From the maker of Dr Jackson, Modern Botany harnesses the extraordinary benefits of active natural ingredients
- Who is it? Pharmacognosist Dr Simon Jackson (of natural beauty brand Dr Jackson fame) and his partner and CEO John Murray
- Why do I want it? A slow-growing West Cork-based beauty brand creating 100 percent natural and mostly organic skin products that simultaneously boosts its local economy
- Where can I find it? At organic emporium Content Beauty, Marylebone, as well as online at modernbotany.com
Who is it? “I think I’m one of the last pharmacognosists,” Dr Simon Jackson explains from his office-cum-shed tucked at the back of his burgeoning garden in Schull, West Cork. We’ve just narrowly escaped a summer rainstorm after a tour of his flower and herb-filled garden and plant-trial field peppered with chamomile, calendula, borage, flax and evening primrose. These are, unsurprisingly, the cornerstone ingredients of Jackson’s new and second beauty brand.

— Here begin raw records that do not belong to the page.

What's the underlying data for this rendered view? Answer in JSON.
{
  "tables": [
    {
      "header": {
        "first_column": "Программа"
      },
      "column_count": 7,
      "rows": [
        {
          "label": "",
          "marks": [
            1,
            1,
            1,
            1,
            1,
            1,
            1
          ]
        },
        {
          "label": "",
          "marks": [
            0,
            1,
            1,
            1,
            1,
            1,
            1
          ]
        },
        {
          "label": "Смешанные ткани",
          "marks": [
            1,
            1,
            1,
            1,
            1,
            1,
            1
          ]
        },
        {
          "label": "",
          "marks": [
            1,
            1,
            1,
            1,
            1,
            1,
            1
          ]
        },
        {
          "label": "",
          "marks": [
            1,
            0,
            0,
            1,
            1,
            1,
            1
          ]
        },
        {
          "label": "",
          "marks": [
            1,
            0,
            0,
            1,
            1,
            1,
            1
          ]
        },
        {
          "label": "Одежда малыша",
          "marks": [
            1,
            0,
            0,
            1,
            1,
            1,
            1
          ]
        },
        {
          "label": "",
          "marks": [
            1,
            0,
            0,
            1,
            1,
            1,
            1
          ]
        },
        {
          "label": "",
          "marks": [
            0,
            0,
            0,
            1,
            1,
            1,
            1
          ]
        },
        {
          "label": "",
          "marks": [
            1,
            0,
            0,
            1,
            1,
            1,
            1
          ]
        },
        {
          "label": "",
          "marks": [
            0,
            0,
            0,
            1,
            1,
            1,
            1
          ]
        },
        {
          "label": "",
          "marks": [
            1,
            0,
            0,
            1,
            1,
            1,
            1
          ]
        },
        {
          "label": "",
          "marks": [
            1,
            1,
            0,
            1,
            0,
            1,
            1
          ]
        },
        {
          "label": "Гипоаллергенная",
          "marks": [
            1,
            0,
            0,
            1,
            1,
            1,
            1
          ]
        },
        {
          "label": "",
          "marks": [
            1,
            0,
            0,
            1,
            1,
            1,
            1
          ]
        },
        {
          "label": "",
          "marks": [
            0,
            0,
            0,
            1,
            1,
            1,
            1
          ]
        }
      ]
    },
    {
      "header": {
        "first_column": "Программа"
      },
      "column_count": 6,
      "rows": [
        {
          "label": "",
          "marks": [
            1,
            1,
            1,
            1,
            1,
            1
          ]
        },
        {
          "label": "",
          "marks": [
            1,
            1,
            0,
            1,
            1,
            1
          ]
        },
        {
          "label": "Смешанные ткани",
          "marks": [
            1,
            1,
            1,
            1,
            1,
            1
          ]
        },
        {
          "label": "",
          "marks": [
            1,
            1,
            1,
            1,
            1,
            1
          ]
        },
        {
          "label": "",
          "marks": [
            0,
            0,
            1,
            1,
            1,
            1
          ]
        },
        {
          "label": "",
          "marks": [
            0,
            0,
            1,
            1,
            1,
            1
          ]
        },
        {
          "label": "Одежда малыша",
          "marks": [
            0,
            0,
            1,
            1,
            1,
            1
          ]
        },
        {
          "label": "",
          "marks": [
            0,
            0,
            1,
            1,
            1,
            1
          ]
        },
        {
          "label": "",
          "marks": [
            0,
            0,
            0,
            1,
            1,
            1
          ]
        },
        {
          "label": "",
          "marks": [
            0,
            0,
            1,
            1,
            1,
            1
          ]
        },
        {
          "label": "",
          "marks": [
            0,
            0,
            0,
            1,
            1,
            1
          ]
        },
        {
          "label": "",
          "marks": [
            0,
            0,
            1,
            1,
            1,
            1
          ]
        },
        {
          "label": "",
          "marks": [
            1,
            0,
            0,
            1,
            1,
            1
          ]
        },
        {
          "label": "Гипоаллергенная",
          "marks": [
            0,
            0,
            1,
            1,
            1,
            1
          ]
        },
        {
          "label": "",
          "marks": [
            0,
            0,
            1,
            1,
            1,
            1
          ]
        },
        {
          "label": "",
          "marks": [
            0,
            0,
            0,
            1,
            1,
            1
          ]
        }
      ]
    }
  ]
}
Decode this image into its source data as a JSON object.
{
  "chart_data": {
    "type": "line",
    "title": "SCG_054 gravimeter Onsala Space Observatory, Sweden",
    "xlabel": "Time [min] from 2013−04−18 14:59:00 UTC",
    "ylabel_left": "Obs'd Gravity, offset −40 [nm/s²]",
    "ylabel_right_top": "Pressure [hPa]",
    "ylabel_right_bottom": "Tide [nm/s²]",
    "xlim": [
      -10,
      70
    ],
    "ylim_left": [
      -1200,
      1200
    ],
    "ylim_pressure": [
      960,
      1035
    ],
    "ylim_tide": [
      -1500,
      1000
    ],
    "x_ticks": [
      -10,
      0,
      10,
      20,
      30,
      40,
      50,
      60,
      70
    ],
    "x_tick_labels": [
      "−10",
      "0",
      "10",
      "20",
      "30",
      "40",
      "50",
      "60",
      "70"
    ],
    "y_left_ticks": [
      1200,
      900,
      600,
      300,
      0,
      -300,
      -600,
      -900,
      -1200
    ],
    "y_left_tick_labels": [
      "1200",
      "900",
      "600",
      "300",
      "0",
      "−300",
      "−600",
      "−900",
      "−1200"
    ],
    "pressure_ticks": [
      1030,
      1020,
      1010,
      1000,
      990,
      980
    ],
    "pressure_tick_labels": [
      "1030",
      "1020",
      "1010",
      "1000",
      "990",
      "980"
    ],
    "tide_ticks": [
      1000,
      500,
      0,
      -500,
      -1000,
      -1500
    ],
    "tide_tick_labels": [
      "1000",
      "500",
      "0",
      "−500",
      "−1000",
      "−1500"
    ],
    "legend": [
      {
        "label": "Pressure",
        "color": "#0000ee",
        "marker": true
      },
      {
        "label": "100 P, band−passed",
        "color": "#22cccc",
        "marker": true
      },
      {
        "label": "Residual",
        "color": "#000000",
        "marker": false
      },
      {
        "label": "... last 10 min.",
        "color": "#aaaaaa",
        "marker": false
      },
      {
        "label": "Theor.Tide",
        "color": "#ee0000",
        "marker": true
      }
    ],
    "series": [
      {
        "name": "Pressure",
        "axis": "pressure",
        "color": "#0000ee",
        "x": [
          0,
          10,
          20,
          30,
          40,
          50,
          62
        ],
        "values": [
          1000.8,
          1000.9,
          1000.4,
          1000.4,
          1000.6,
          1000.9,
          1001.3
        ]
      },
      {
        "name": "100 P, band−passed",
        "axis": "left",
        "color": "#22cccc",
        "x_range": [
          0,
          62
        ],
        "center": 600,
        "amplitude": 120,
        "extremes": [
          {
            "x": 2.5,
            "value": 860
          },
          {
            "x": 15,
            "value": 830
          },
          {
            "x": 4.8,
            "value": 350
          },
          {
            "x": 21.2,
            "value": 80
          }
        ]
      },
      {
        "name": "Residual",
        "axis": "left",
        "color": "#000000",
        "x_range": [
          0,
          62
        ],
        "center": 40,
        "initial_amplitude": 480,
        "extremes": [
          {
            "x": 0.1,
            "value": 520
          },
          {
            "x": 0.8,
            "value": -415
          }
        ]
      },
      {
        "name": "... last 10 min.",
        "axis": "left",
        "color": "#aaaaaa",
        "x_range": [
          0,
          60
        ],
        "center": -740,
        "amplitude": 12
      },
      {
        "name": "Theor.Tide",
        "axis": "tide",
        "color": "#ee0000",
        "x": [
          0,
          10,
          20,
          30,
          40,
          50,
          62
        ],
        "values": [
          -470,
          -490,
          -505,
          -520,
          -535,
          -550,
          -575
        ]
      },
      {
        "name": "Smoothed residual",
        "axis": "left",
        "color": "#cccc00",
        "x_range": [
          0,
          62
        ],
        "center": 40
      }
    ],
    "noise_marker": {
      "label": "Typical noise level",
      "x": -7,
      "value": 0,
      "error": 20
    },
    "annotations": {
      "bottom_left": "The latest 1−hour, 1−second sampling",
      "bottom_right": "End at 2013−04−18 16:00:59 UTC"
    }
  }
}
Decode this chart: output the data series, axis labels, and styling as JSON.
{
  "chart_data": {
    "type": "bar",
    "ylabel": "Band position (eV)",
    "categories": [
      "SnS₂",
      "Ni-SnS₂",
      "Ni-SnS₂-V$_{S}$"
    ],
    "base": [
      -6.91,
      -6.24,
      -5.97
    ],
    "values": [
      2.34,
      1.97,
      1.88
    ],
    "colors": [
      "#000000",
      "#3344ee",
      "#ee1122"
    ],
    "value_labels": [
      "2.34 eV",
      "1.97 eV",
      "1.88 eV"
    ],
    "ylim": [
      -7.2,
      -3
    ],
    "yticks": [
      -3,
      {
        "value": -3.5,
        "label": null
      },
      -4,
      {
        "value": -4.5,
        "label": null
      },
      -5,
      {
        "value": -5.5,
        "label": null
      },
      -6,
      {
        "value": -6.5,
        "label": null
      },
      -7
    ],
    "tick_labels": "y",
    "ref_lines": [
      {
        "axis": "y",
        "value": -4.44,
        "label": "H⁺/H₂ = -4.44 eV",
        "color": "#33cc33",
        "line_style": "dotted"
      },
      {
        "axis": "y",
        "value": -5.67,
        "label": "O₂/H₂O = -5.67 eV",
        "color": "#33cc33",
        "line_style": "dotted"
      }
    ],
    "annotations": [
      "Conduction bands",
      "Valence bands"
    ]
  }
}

Having launched his first, Dr Jackson, in 2008 with its ubiquitous brown glass bottles and Dymo-style typed labels, Jackson had sold his namesake label by 2015. In 2016, he and his partner in life – and now business – had created a new one: Modern Botany. It’s almost an ironic name since, as Jackson tells me, his breed of study is dying out, what with King’s College’s closure of its pharmacognosy department and the industry’s increased focus on genetic modification. But that’s exactly what the pair intend to change, bringing an elemental focus back into the modern beauty landscape. As well forming the basis of a new line of products, these humble herbs Jackson and Murray are lovingly watching over in their rural idyll are the foundation of Ireland’s wild plantlife – easily, but until now rarely, sown and grown in the vast but often difficult soil of Ireland. And it’s with these plants that the couple are starting a whole beauty movement.
Why do I want it? For now, the brand consists simply of a deodorant and a multipurpose oil which can be slathered onto face, hair, body or nails – both of which brim with the pair’s carefully researched ingredients. The brand’s maiden voyage began with the former, the antibacterial antiperspirant created in response to a growing call for paraben and aluminium-free deodorants (traces of parabens, widely used cosmetic preservatives, have previously been found in cancerous tissue; though no direct link between the two has been proven they’re increasingly being treated with caution). Inevitably, the natural deodorant market is already booming but what’s intriguing about this one specifically – beside its elegant and more eco-friendly glass bottle; its synergy of 11 antibacterial essential oils (the effervescently herbal-scented combo of witch hazel, lavender, sandalwood, eucalyptus, vetivert, coriander, lemon tea tree, clove, cedarwood, frankincense and chamomile); its use of tannins (harnessing the dry-mouth effect one experiences after a night of red wine which is full of the stuff) – is its impact on its local environment.
Now set up in their cottage of two years in West Cork, the pair, both keen botanists, spotted bounties of medicinal herbs growing wild in the countryside while acres of farmers’ land laid bare. Jackson and Murray have since been campaigning for local farmers to turn over their empty fields to these crops and reap the financial rewards. “Farmers wouldn’t turn a good field over to plant chamomile – they’d laugh at you,” Jackson explains. “But a farmer with poor soil will try anything: flax and chamomile will grow anywhere.” Having already secured numerous acres of their neighbouring farmer’s plots, their multipurpose oil – a delicious, skin-feeding concoction – will soon be able to boast a whole roster of traceable, organic ingredients, an achievement which has until now been impossible given the limited attention paid to many of these unassuming ingredients.
A body wash and cream emulsion are set to follow suit but for now, the botanists have their eyes turned coastwards, scanning the beaches for the region’s famously pollution-free seaweeds and kelps as they plot their next sea plant-based range.